Guinea is quietly marking the first anniversary of a military government the United Nations says has committed crimes against humanity. All demonstrations are banned.
In the hours after President Lansana Conte's death one year ago, Guinea's military moved quickly to suspend the constitution.
Seizing power, Army Captain Moussa Dadis Camara said he asked God to take him far from injustice, corruption, impunity, and tribalism to prevent bloody violence. The 44-year-old head of army fuel supplies said the military was protecting Guinea from a dysfunctional constitution.
Captain Camara said it is not the ambition of the military to keep power, but rather to avoid war because, he asked, what would happen in a power struggle between political parties, the national assembly, and the Conte government?
There was no power struggle as civilian politicians surrendered.
Vowing to fight corruption and promising not to run in elections, Captain Camara initially enjoyed some popular support.
But daylight banditry by uniformed soldiers and the ruling council's decision that soldiers can stand as political candidates led to increasingly vocal opposition.
Thousands of people demonstrated September 28 against Captain Camara's expected presidential candidacy. At least 157 people were killed when soldiers opened fire. As many as 100 women were raped and sexually assaulted.
A U.N. inquiry says the violence amounts to a crime against humanity that is directly attributable to the military government, including Captain Camara. He blamed political opponents and "uncontrollable elements" of the military.

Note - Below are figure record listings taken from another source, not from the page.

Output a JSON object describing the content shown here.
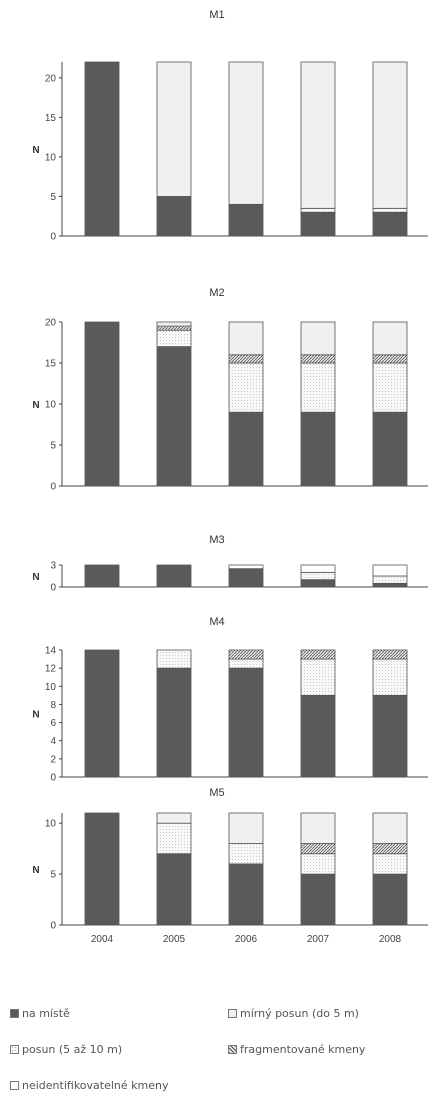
{
  "colors": {
    "na_miste": "#5a5a5a",
    "mirny_posun": "#f0f0f0",
    "posun": "#f4f4f4",
    "fragmentovane": "#9a9a9a",
    "neidentifikovatelne": "#ffffff"
  },
  "legend": [
    {
      "key": "na_miste",
      "label": "na místě"
    },
    {
      "key": "mirny_posun",
      "label": "mírný posun (do 5 m)"
    },
    {
      "key": "posun",
      "label": "posun (5 až 10 m)"
    },
    {
      "key": "fragmentovane",
      "label": "fragmentované kmeny"
    },
    {
      "key": "neidentifikovatelne",
      "label": "neidentifikovatelné kmeny"
    }
  ],
  "chart_data": [
    {
      "type": "bar",
      "stacked": true,
      "title": "M1",
      "ylabel": "N",
      "ylim": [
        0,
        22
      ],
      "yticks": [
        0,
        5,
        10,
        15,
        20
      ],
      "categories": [
        "2004",
        "2005",
        "2006",
        "2007",
        "2008"
      ],
      "series": [
        {
          "key": "na_miste",
          "values": [
            22,
            5,
            4,
            3,
            3
          ]
        },
        {
          "key": "posun",
          "values": [
            0,
            0,
            0,
            0.5,
            0.5
          ]
        },
        {
          "key": "mirny_posun",
          "values": [
            0,
            17,
            18,
            18.5,
            18.5
          ]
        }
      ]
    },
    {
      "type": "bar",
      "stacked": true,
      "title": "M2",
      "ylabel": "N",
      "ylim": [
        0,
        20
      ],
      "yticks": [
        0,
        5,
        10,
        15,
        20
      ],
      "categories": [
        "2004",
        "2005",
        "2006",
        "2007",
        "2008"
      ],
      "series": [
        {
          "key": "na_miste",
          "values": [
            20,
            17,
            9,
            9,
            9
          ]
        },
        {
          "key": "posun",
          "values": [
            0,
            2,
            6,
            6,
            6
          ]
        },
        {
          "key": "fragmentovane",
          "values": [
            0,
            0.5,
            1,
            1,
            1
          ]
        },
        {
          "key": "mirny_posun",
          "values": [
            0,
            0.5,
            4,
            4,
            4
          ]
        }
      ]
    },
    {
      "type": "bar",
      "stacked": true,
      "title": "M3",
      "ylabel": "N",
      "ylim": [
        0,
        3
      ],
      "yticks": [
        0,
        3
      ],
      "categories": [
        "2004",
        "2005",
        "2006",
        "2007",
        "2008"
      ],
      "series": [
        {
          "key": "na_miste",
          "values": [
            3,
            3,
            2.5,
            1,
            0.5
          ]
        },
        {
          "key": "posun",
          "values": [
            0,
            0,
            0,
            1,
            1
          ]
        },
        {
          "key": "neidentifikovatelne",
          "values": [
            0,
            0,
            0.5,
            1,
            1.5
          ]
        }
      ]
    },
    {
      "type": "bar",
      "stacked": true,
      "title": "M4",
      "ylabel": "N",
      "ylim": [
        0,
        14
      ],
      "yticks": [
        0,
        2,
        4,
        6,
        8,
        10,
        12,
        14
      ],
      "categories": [
        "2004",
        "2005",
        "2006",
        "2007",
        "2008"
      ],
      "series": [
        {
          "key": "na_miste",
          "values": [
            14,
            12,
            12,
            9,
            9
          ]
        },
        {
          "key": "posun",
          "values": [
            0,
            2,
            1,
            4,
            4
          ]
        },
        {
          "key": "fragmentovane",
          "values": [
            0,
            0,
            1,
            1,
            1
          ]
        }
      ]
    },
    {
      "type": "bar",
      "stacked": true,
      "title": "M5",
      "ylabel": "N",
      "ylim": [
        0,
        11
      ],
      "yticks": [
        0,
        5,
        10
      ],
      "categories": [
        "2004",
        "2005",
        "2006",
        "2007",
        "2008"
      ],
      "show_xticks": true,
      "series": [
        {
          "key": "na_miste",
          "values": [
            11,
            7,
            6,
            5,
            5
          ]
        },
        {
          "key": "posun",
          "values": [
            0,
            3,
            2,
            2,
            2
          ]
        },
        {
          "key": "fragmentovane",
          "values": [
            0,
            0,
            0,
            1,
            1
          ]
        },
        {
          "key": "mirny_posun",
          "values": [
            0,
            1,
            3,
            3,
            3
          ]
        }
      ]
    }
  ]
}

The former head of the presidential guard says Captain Camara tried to blame him for the violence, so he shot the captain in the head three weeks ago and escaped with a small group of soldiers.
In the political instability that has followed, international mediators have called for an outside protection force. Tierno Madjou Sow is president of Guinea's Human Rights Organization.
Sow says the Guinean people have no protection from an army that injures them, kills them and loots their possessions. Normally, he says, an army exists to serve the people not to serve individual interests or politics.
With Captain Camara recovering in a Moroccan military hospital, Defense Minister Sekouba Konate has taken charge, calling for discipline.
General Konate has toured military barracks in the capital, saying soldiers must now reassure the Guinean people.
He says that among young people in the army, there are some who are very bad and they must be humbled because what happened before should not happen again. The general says the army must recognize that inside its own forces there are some people who have sown discord. And, he says, we know who they are.
Aliou Barry heads Guinea's national observer mission on human rights.
Barry says Guineans are living with insecurity. He says he likes General Konate's call for order, but fears the level of dissonance within the ruling military council.
That council says the deployment of any outside military force would be an act of war. It rejects international mediators' demands that soldiers not be allowed to run in elections.
There is no official word on when Captain Camara might return to Guinea. And that uncertainty is overshadowing talks on a possible power sharing agreement.
In a national radio program marking the anniversary of the coup, military spokesman Colonel Moussa Keita said Captain Camara is "doing very well" and "will be back to Conakry soon."
French Foreign Minister Bernard Kouchner told lawmakers in Paris this week that he hopes Captain Camara does not return to Guinea, as he says that could trigger civil war.